Huile de palme : le Sénégal vise 60 000 hectares avec l’appui indonésien

Huile de palme : le Sénégal vise 60 000 hectares avec l’appui indonésien

Le Sénégal engage un partenariat avec l’Indonésie pour porter la filière huile de palme de 12 000 à 60 000 hectares. Objectif : réduire une facture d’importation qui a atteint 172 millions de dollars en 2020.

Un rendez-vous discret s’est tenu le 11 septembre à Dakar. Le ministère sénégalais de l’Agriculture, de la Souveraineté alimentaire et de l’Élevage (MASAE) y a présenté à l’ambassadeur d’Indonésie un projet d’envergure : développer 60 000 hectares de plantations de palmiers à huile dans le centre et le sud du pays. Les surfaces exploitées seraient ainsi multipliées par cinq.

Les deux parties planchent désormais sur la création d’un groupe de travail technique mixte pour piloter le dossier. Le calendrier précis et le montage financier restent toutefois à définir.

Dix ans de stagnation dans la filière

Le retard accumulé est considérable. Entre 2015 et 2024, les superficies consacrées au palmier à huile au Sénégal n’ont jamais franchi la barre des 12 000 hectares, plafonnant autour de 11 800 hectares. La production industrielle d’huile de palme est restée figée à environ 14 000 tonnes sur la même période.

Pour répondre à une demande intérieure soutenue, le pays a donc massivement recours aux importations. En moyenne, 148 100 tonnes d’huile de palme ont été achetées à l’étranger chaque année entre 2015 et 2024, avec un pic à 195 937 tonnes en 2017. La facture a frôlé les 108 millions de dollars annuels en moyenne, atteignant 172 millions de dollars en 2020. Une dépendance coûteuse que Dakar veut désormais réduire dans le cadre de sa stratégie de souveraineté alimentaire.

L’Indonésie, un partenaire incontournable

Le choix de Jakarta n’est pas anodin. Avec une production estimée à 46,7 millions de tonnes pour la campagne 2025/2026, l’Indonésie domine la production mondiale d’huile de palme et occupe la première place à l’export. Cette position repose sur des décennies d’expertise en sélection variétale, gestion des plantations et transformation industrielle.

Pour Dakar, l’ambition dépasse la simple extension des surfaces : il s’agit de bénéficier d’un transfert de technologies et de renforcer les compétences locales pour structurer une filière enfin productive.

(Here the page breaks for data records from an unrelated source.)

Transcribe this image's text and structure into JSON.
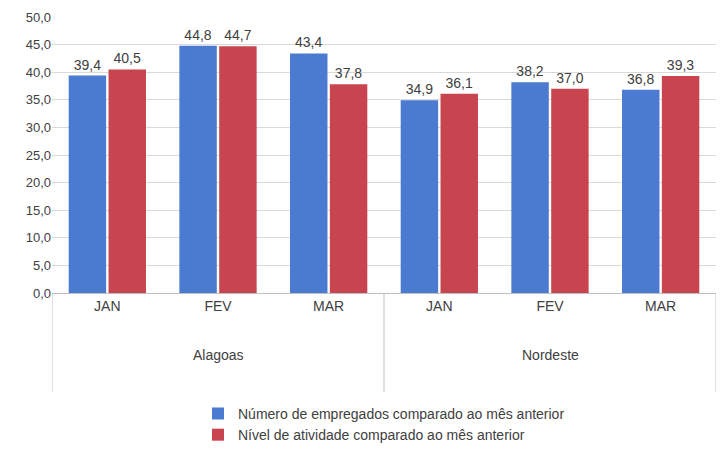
{
  "chart_data": {
    "type": "bar",
    "categories": [
      "JAN",
      "FEV",
      "MAR",
      "JAN",
      "FEV",
      "MAR"
    ],
    "groups": [
      "Alagoas",
      "Alagoas",
      "Alagoas",
      "Nordeste",
      "Nordeste",
      "Nordeste"
    ],
    "series": [
      {
        "name": "Número de empregados comparado ao mês anterior",
        "color": "#4a7bd0",
        "values": [
          39.4,
          44.8,
          43.4,
          34.9,
          38.2,
          36.8
        ],
        "value_labels": [
          "39,4",
          "44,8",
          "43,4",
          "34,9",
          "38,2",
          "36,8"
        ]
      },
      {
        "name": "Nível de atividade comparado ao mês anterior",
        "color": "#c8444f",
        "values": [
          40.5,
          44.7,
          37.8,
          36.1,
          37.0,
          39.3
        ],
        "value_labels": [
          "40,5",
          "44,7",
          "37,8",
          "36,1",
          "37,0",
          "39,3"
        ]
      }
    ],
    "ylim": [
      0,
      50
    ],
    "yticks": [
      {
        "value": 0,
        "label": "0,0"
      },
      {
        "value": 5,
        "label": "5,0"
      },
      {
        "value": 10,
        "label": "10,0"
      },
      {
        "value": 15,
        "label": "15,0"
      },
      {
        "value": 20,
        "label": "20,0"
      },
      {
        "value": 25,
        "label": "25,0"
      },
      {
        "value": 30,
        "label": "30,0"
      },
      {
        "value": 35,
        "label": "35,0"
      },
      {
        "value": 40,
        "label": "40,0"
      },
      {
        "value": 45,
        "label": "45,0"
      },
      {
        "value": 50,
        "label": "50,0"
      }
    ],
    "grid": true,
    "legend": "bottom",
    "data_labels": true
  }
}
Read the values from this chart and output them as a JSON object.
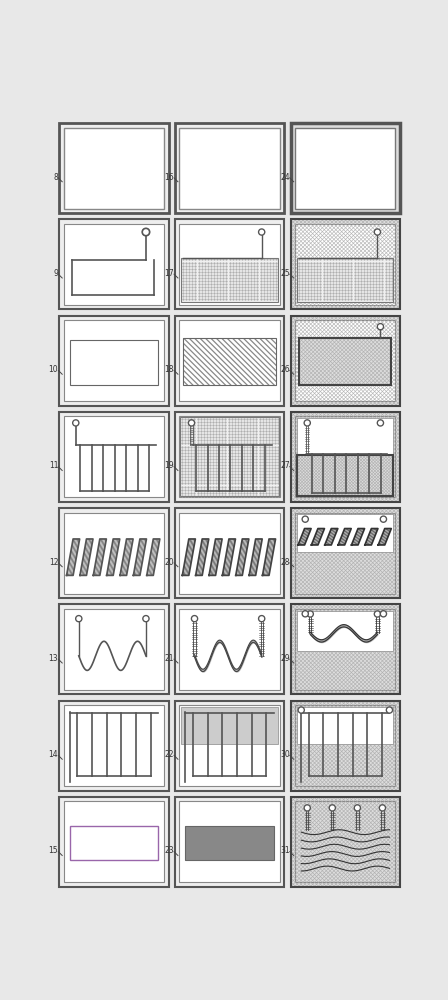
{
  "bg_color": "#e8e8e8",
  "cell_bg": "#ffffff",
  "border_outer_color": "#555555",
  "border_inner_color": "#888888",
  "grid_rows": 8,
  "grid_cols": 3,
  "labels": [
    [
      "8",
      "9",
      "10",
      "11",
      "12",
      "13",
      "14",
      "15"
    ],
    [
      "16",
      "17",
      "18",
      "19",
      "20",
      "21",
      "22",
      "23"
    ],
    [
      "24",
      "25",
      "26",
      "27",
      "28",
      "29",
      "30",
      "31"
    ]
  ],
  "cross_hatch_color": "#aaaaaa",
  "diag_hatch_color": "#999999",
  "dot_hatch_color": "#bbbbbb"
}
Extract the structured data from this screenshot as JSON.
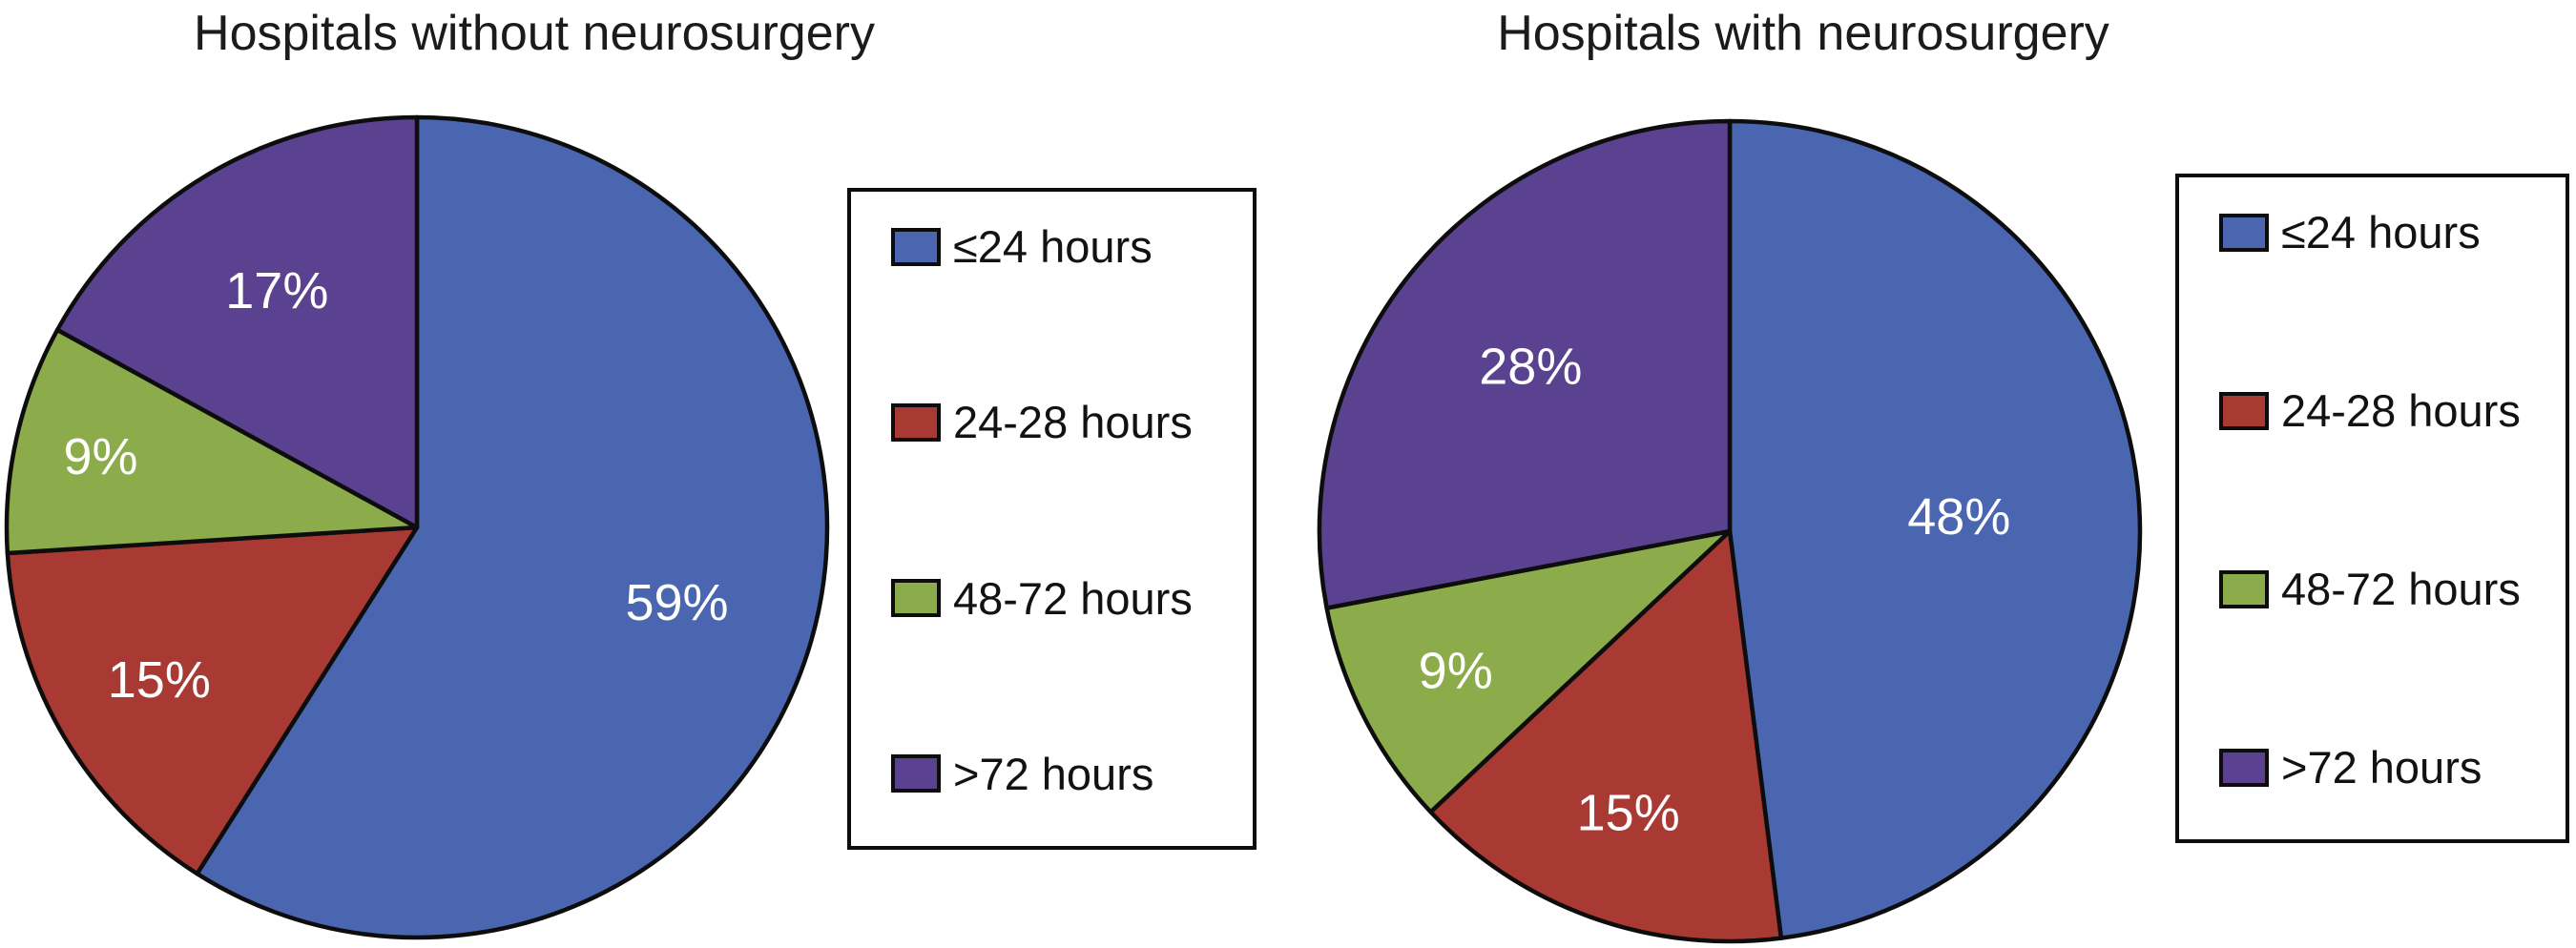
{
  "figure": {
    "background": "#ffffff"
  },
  "chart_data": [
    {
      "type": "pie",
      "title": "Hospitals without neurosurgery",
      "labels": [
        "≤24 hours",
        "24-28 hours",
        "48-72 hours",
        ">72 hours"
      ],
      "values": [
        59,
        15,
        9,
        17
      ],
      "data_labels": [
        "59%",
        "15%",
        "9%",
        "17%"
      ],
      "colors": [
        "#4a66b0",
        "#a93a33",
        "#8cab4a",
        "#5b4291"
      ],
      "data_label_color": "#ffffff",
      "stroke_color": "#0d0d0d",
      "start_angle_deg": 0,
      "direction": "clockwise",
      "legend_position": "right"
    },
    {
      "type": "pie",
      "title": "Hospitals with neurosurgery",
      "labels": [
        "≤24 hours",
        "24-28 hours",
        "48-72 hours",
        ">72 hours"
      ],
      "values": [
        48,
        15,
        9,
        28
      ],
      "data_labels": [
        "48%",
        "15%",
        "9%",
        "28%"
      ],
      "colors": [
        "#4a66b0",
        "#a93a33",
        "#8cab4a",
        "#5b4291"
      ],
      "data_label_color": "#ffffff",
      "stroke_color": "#0d0d0d",
      "start_angle_deg": 0,
      "direction": "clockwise",
      "legend_position": "right"
    }
  ]
}
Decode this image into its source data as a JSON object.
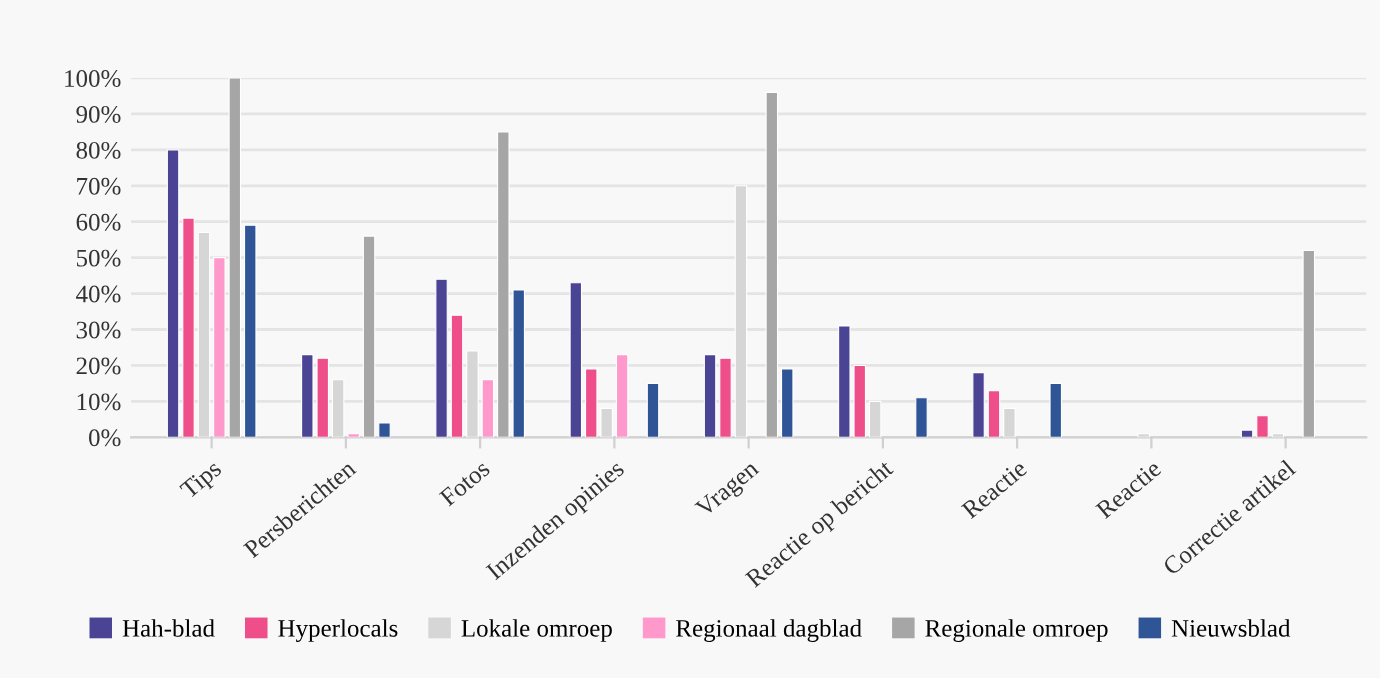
{
  "chart_data": {
    "type": "bar",
    "categories": [
      "Tips",
      "Persberichten",
      "Fotos",
      "Inzenden opinies",
      "Vragen",
      "Reactie op bericht",
      "Reactie",
      "Reactie",
      "Correctie artikel"
    ],
    "series": [
      {
        "name": "Hah-blad",
        "color": "#4b4495",
        "values": [
          80,
          23,
          44,
          43,
          23,
          31,
          18,
          null,
          2
        ]
      },
      {
        "name": "Hyperlocals",
        "color": "#ee4f8a",
        "values": [
          61,
          22,
          34,
          19,
          22,
          20,
          13,
          null,
          6
        ]
      },
      {
        "name": "Lokale omroep",
        "color": "#d6d6d6",
        "values": [
          57,
          16,
          24,
          8,
          70,
          10,
          8,
          1,
          1
        ]
      },
      {
        "name": "Regionaal dagblad",
        "color": "#ff99cc",
        "values": [
          50,
          1,
          16,
          23,
          null,
          null,
          null,
          null,
          null
        ]
      },
      {
        "name": "Regionale omroep",
        "color": "#a6a6a6",
        "values": [
          100,
          56,
          85,
          null,
          96,
          null,
          null,
          null,
          52
        ]
      },
      {
        "name": "Nieuwsblad",
        "color": "#2f5597",
        "values": [
          59,
          4,
          41,
          15,
          19,
          11,
          15,
          null,
          null
        ]
      }
    ],
    "ylim": [
      0,
      100
    ],
    "yticks": [
      {
        "value": 0,
        "label": "0%"
      },
      {
        "value": 10,
        "label": "10%"
      },
      {
        "value": 20,
        "label": "20%"
      },
      {
        "value": 30,
        "label": "30%"
      },
      {
        "value": 40,
        "label": "40%"
      },
      {
        "value": 50,
        "label": "50%"
      },
      {
        "value": 60,
        "label": "60%"
      },
      {
        "value": 70,
        "label": "70%"
      },
      {
        "value": 80,
        "label": "80%"
      },
      {
        "value": 90,
        "label": "90%"
      },
      {
        "value": 100,
        "label": "100%"
      }
    ],
    "grid": "y",
    "legend": "bottom"
  }
}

Un modèle déjà expérimenté en Afrique

D’autres pays africains ont déjà noué des partenariats similaires avec Jakarta. En Tanzanie, un accord de coopération a été signé en 2025 avec l’Association indonésienne de l’huile de palme (GAPKI) pour des formations, un accompagnement technique et un transfert de compétences. Au Nigeria, premier producteur africain d’huile de palme, un protocole d’accord conclu en 2024 entre producteurs locaux et GAPKI poursuit les mêmes objectifs : partage de connaissances et de technologies pour doper la productivité.

Reste à savoir si Dakar saura concrétiser ce projet là où d’autres ont posé les premiers jalons.